Your problem is here:

x == c("Ideal", "Premium", "Very Good", "Good", "Fair")

== doesn't work the way you seem to think... We can try some simple cases to see what it does:

> x = "Premium"
> x == c("Ideal", "Premium", "Very Good", "Good", "Fair")
[1] FALSE  TRUE FALSE FALSE FALSE


> x = c("Premium", "Fair")
> x == c("Ideal", "Premium", "Very Good", "Good", "Fair")
[1] FALSE FALSE FALSE FALSE FALSE
Warning message:
In x == c("Ideal", "Premium", "Very Good", "Good", "Fair") :
  longer object length is not a multiple of shorter object length
## Notice this result is ALL FALSE!


> x = rep("Premium", 10)
> x == c("Ideal", "Premium", "Very Good", "Good", "Fair")
 [1] FALSE  TRUE FALSE FALSE FALSE FALSE  TRUE FALSE FALSE FALSE

When we do x == y, if x and y are the same length the comparison will be pairwise: the first element of x compared to the first of y, the second of x compared to the second of y, etc. If one of x or y is longer than the other, the shorter one will be repeated until the lengths are equal, but the comparison is always pairwise.

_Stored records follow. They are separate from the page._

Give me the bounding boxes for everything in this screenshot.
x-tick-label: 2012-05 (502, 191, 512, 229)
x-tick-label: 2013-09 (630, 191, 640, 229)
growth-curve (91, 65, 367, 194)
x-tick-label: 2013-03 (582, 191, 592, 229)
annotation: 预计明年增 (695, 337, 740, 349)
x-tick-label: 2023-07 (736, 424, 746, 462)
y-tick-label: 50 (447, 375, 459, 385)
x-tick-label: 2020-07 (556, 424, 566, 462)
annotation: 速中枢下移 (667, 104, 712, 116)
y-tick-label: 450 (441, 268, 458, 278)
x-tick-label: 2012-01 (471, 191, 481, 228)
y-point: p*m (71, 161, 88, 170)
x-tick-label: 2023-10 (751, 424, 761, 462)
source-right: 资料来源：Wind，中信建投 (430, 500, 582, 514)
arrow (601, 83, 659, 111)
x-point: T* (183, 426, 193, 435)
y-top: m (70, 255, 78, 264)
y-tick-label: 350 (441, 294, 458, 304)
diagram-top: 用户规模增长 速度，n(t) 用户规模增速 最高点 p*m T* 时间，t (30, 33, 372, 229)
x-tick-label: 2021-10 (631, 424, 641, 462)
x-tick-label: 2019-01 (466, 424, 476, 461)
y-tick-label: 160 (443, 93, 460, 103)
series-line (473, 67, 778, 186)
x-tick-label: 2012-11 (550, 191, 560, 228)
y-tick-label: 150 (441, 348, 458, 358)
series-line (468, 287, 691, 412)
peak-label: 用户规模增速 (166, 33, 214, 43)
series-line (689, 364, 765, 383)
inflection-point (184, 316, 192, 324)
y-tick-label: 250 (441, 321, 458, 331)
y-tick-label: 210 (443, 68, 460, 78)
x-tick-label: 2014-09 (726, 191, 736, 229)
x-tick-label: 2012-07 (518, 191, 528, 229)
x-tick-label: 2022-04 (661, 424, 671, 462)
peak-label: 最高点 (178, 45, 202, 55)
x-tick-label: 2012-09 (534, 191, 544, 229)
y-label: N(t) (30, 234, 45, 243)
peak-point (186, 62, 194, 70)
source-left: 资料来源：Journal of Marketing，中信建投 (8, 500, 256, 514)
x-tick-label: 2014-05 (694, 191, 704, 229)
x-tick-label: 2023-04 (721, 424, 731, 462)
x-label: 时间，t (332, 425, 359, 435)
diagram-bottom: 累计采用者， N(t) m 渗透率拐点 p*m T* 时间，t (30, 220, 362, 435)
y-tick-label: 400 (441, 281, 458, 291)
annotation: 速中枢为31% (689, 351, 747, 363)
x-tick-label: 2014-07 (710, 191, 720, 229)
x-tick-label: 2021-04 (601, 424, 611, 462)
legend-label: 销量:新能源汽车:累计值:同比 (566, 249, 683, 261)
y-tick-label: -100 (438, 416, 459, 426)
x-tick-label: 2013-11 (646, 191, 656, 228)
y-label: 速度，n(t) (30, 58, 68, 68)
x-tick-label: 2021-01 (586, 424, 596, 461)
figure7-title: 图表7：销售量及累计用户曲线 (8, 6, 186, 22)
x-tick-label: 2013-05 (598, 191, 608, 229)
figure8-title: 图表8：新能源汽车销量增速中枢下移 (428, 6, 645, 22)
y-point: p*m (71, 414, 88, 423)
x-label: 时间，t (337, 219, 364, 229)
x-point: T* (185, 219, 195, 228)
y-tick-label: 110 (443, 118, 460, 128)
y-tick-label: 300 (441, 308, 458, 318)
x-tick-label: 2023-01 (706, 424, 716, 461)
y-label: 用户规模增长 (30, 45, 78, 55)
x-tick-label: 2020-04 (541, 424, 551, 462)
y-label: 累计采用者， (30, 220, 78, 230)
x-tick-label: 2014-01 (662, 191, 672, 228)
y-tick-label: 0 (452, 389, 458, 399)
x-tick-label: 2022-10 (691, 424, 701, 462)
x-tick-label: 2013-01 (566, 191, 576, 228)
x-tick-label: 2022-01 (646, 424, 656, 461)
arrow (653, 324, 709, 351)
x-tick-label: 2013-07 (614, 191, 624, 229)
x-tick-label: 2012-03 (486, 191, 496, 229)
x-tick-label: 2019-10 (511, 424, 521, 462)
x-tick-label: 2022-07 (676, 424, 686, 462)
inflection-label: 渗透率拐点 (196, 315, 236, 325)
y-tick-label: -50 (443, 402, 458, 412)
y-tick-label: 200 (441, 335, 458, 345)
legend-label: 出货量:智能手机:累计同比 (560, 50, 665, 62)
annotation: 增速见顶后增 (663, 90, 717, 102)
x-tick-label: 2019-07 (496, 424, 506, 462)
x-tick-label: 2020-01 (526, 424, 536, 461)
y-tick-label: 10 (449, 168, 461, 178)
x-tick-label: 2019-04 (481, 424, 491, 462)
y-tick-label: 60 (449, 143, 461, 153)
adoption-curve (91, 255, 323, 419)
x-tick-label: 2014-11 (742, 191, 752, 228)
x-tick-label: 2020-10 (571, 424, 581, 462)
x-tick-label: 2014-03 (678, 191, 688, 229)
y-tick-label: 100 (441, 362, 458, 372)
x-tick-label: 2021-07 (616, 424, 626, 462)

A full answer on better ways to do combine factor levels is here: Cleaning up factor levels (collapsing multiple levels/labels). The best ways do not use ifelse. But if you must use ifelse, do it like this:

cutnewfunc <- function(x){
  ifelse(x %in% c("Ideal", "Premium"), "Above Average",
    ifelse(x %in% c("Very Good"), "Very Good"), "Default"))
}

I didn't write it out completely because it sounds like it's homework. I'll let you fill in the rest.